Pour rappel, le délai de prescription quadriennale court pour les sommes dues en vertu d’un contrat, à compter de l’exercice où la prestation a été réalisée [7].

C’est dans ce contexte que la question s’est posée de savoir si cette jurisprudence dite Czabaj s’appliquait au contentieux contractuel ; autrement dit, un délai « raisonnable » de un an s’applique-t-il dans le cadre des contentieux contractuels ?

3. L’application de la jurisprudence Czabaj au contentieux contractuel.

A cette question, il peut être répondu oui et non ! Oui, pour la passation et non, pour l’exécution.

3.1. L’application de la jurisprudence Czabaj au contentieux contractuel de la passation.

A titre liminaire, il sera rappelé qu’au stade de la passation, divers contentieux peuvent être introduits :
- des référés, précontractuel avant la signature du contrat et contractuel après la signature du contrat ;
- le recours en contestation de la validité du contrat ;
- et des recours pour excès de pouvoir, dans des hypothèses circonscrites comme la déclaration sans suite du fait de l’abandon d’une procédure de passation ou la contestation des clauses règlementaires d’un contrat.

Sans doute les décisions de justice sont-elles encore éparses et sans doute est-il acquis que le Conseil d’Etat n’a pas tranché cette question. Néanmoins, la solution issue de l’arrêt d’Assemblée du Conseil d’Etat a été appliquée au domaine contractuel par les premiers juges ainsi que par les juges d’appel, ainsi qu’il sera exposé ci-après.

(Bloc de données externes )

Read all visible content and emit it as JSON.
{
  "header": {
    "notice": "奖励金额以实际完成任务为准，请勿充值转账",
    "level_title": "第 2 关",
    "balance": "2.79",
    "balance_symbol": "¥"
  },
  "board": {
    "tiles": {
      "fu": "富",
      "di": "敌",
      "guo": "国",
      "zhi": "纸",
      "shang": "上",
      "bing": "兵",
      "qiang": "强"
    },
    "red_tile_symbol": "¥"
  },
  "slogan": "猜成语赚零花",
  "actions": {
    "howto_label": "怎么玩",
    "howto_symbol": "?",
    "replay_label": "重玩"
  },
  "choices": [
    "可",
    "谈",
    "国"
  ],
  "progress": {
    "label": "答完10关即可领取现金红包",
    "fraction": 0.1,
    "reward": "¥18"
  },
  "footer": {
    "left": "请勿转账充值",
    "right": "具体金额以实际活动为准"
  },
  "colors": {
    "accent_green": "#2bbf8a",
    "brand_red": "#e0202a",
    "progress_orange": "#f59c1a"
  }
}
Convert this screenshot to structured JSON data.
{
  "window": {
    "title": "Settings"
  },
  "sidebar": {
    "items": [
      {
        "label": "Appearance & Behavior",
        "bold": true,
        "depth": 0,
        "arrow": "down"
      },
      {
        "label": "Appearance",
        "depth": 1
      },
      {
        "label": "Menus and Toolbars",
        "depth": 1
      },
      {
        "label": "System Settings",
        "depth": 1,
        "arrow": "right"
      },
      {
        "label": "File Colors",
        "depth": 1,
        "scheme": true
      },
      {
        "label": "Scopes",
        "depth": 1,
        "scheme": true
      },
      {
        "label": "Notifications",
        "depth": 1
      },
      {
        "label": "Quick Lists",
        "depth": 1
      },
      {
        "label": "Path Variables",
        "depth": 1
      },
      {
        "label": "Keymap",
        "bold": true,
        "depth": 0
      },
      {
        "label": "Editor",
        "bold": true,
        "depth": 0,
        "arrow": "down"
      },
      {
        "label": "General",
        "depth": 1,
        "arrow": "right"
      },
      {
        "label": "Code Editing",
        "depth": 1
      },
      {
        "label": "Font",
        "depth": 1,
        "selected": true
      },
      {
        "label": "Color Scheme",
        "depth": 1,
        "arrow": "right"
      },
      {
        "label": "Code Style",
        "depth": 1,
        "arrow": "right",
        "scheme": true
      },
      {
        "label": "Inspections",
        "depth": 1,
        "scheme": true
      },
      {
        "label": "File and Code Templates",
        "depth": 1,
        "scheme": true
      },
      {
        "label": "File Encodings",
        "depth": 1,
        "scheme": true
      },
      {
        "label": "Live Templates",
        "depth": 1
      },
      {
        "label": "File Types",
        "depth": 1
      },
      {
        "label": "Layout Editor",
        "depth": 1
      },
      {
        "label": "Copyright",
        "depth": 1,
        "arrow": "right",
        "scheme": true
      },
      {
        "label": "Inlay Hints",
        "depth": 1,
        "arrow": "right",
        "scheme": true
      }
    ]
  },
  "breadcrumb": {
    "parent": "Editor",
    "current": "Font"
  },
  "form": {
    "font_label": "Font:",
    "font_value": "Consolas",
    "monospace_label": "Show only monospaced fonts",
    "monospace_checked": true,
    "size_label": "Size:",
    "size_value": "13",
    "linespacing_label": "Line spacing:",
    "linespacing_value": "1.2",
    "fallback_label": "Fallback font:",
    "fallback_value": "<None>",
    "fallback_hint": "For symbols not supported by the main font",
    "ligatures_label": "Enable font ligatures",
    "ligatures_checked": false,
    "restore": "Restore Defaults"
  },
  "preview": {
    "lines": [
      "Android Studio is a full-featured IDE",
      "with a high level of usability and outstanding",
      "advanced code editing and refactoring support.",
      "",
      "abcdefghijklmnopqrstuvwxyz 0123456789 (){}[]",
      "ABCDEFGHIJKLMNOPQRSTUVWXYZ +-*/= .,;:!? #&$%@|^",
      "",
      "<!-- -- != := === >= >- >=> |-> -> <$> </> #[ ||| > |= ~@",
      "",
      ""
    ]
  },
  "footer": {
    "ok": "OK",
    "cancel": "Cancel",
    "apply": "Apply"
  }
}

Ainsi, le Tribunal administratif de la Réunion [8] a jugé - en citant expressément l’arrêt Czabaj - à propos d’une procédure d’urgence que :

« Considérant que le principe de sécurité juridique, qui implique que ne puissent être remises en cause sans condition de délai des situations consolidées par l’effet du temps, fait obstacle à ce que puisse être contestée indéfiniment une décision administrative individuelle qui a été notifiée à son destinataire, ou dont il est établi, à défaut d’une telle notification, que celui-ci en a eu connaissance ; qu’en une telle hypothèse, si le non-respect de l’obligation d’informer l’intéressé sur les voies et délais de recours, ou l’absence de preuve qu’une telle information a été fournie, ne permet pas que lui soient opposés les délais de recours fixés par le Code de justice administrative, le destinataire de la décision ne peut exercer de recours juridictionnel au-delà d’un délai raisonnable ; qu’en règle générale et sauf circonstances particulières dont se prévaudrait le requérant, ce délai ne saurait, sous réserve de recours administratifs pour lesquels les textes prévoient des délais particuliers, excéder un an à compter de la date à laquelle une décision expresse lui a été notifiée ou de la date à laquelle il est établi qu’il en a eu connaissance (…) ;

Considérant que le principe énoncé ci-dessus, applicable au contentieux général, ne saurait être regardé comme incompatible avec les procédures de référé ; qu’à leur égard, la notion de délai raisonnable doit cependant donner lieu à une définition particulière, de nature à répondre aux considérations d’urgence inhérentes à l’office du juge des référés ; qu’en ce qui concerne le référé précontractuel (…), il y a lieu de constater qu’en règle générale et sous réserve de circonstances particulières dont se prévaudrait le concurrent évincé, le délai raisonnable de saisine du juge ne saurait excéder trois mois à compter de la date à laquelle il a eu pleinement connaissance de la décision d’éviction (…) ».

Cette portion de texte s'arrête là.